One politically popular solution put forward is to build new homes on the green belt. However the debate has become deeply polarising. Rishi Sunak has pledged to protect the green belt, whilst Keir Starmer has said he would allow new homes to be built on it. Interestingly, a recent poll by Ipsos found 60 per cent of people in England favoured green belt preservation above providing for housing need, with just 21 per cent stating the opposite. Unfortunately public perception on this issue is too black and white. We need the flexibility to protect local popular beauty spots and at the same time allow building on unused fields or land with little amenity value. 

It is in this context that the Liberal Democrats, at our party conference, will launch our new policy paper: Tackling the Housing Crisis. This is our attempt to find a positive way forward in the face of a dysfunctional national debate.

The paper is positive about the need for new homes. It makes clear that councils should have well-evidenced 15-year housing targets – ensuring that there is no backsliding from building homes. Yet it also goes further: encouraging the expansion and strengthening of neighbourhood plans, including genuine engagement with local communities in finding innovative ways of providing more homes, and the sustainable expansion of existing towns.

As the former mayor of Watford, I’m well aware of how urban renewal and bringing back residential communities to town and city centres can be a sustainable housing solution that drives regeneration. But this can only work if it’s combined with investment in infrastructure too. The government’s controversial new infrastructure levy is said to address this, but it will take a decade to be fully implemented.

To deliver homes that people can genuinely afford, we need more social housing and, crucially, set targets for building these homes – empowering councils with more powers to borrow in order to build.

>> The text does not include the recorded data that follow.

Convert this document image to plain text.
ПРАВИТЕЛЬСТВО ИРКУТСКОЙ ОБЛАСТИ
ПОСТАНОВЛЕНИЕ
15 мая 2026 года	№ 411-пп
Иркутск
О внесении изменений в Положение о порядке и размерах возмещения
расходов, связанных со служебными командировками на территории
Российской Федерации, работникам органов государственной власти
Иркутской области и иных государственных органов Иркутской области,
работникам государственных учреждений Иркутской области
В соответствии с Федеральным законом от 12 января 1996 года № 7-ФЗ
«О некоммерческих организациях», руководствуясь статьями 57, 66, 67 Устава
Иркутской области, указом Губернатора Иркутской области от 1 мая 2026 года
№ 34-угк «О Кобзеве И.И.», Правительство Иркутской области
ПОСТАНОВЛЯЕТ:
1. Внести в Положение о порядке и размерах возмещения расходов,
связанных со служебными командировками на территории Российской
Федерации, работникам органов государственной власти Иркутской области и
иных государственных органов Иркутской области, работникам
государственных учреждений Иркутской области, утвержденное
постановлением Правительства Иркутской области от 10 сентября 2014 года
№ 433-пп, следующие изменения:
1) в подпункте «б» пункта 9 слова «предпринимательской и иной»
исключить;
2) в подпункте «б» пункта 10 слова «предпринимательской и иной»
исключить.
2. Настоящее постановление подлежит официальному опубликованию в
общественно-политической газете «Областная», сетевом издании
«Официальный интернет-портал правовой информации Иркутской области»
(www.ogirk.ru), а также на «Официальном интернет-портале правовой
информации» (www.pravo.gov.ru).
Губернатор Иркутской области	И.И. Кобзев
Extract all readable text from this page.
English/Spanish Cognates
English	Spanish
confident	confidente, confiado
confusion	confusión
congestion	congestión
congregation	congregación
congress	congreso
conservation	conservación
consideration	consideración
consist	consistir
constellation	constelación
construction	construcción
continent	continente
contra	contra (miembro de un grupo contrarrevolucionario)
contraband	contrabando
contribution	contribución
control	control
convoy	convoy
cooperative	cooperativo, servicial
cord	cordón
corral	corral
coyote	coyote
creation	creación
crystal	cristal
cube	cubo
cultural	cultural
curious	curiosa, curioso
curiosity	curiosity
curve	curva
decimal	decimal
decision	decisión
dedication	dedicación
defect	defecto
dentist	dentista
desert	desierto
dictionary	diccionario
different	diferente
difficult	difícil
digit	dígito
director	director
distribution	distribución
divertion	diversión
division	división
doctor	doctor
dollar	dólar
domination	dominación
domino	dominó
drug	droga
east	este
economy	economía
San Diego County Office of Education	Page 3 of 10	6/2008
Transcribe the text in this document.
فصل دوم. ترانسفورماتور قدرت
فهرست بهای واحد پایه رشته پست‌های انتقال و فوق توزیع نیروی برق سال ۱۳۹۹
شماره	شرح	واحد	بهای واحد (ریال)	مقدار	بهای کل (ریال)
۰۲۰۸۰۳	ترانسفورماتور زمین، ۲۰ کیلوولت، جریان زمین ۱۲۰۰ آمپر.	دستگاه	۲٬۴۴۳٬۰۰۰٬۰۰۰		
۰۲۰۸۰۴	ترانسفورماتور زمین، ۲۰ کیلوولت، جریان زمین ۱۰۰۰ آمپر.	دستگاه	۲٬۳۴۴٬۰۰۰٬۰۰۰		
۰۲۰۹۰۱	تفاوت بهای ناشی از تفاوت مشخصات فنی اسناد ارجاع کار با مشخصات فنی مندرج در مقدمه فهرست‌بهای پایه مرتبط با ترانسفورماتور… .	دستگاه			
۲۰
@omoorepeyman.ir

It is scandalous that the delivery of social homes has been given such a low priority.

In England’s beauty spots, second homes and holiday lets pose another issue. People are of course entitled to buy second properties, but in some areas the market is so seriously skewed it prices out local people. Where councils can demonstrate that these homes are having a negative effect on their communities, they should have the power to take action to limit numbers if needed. 

National house building targets have been much debated. I have always felt that such targets are irrelevant as no government has succeeded in meeting them in decades. There are so many variables – a crude national target becomes at best a rhetorical device and at worst a hostage to fortune. 

There is no political leadership coming from the Conservative government, a serious abrogation of responsibility. Ministers are happy to use strong rhetoric, but have no real plan to deliver more homes at a price local people can afford. 

In Eastleigh, South Lakeland and Oadby and Wigston, Liberal Democrat-run councils have shown repeatedly that they are able to deliver the homes people need. We stand ready to empower local communities to build the right homes in the right places, which is vital if we are to end the housing crisis.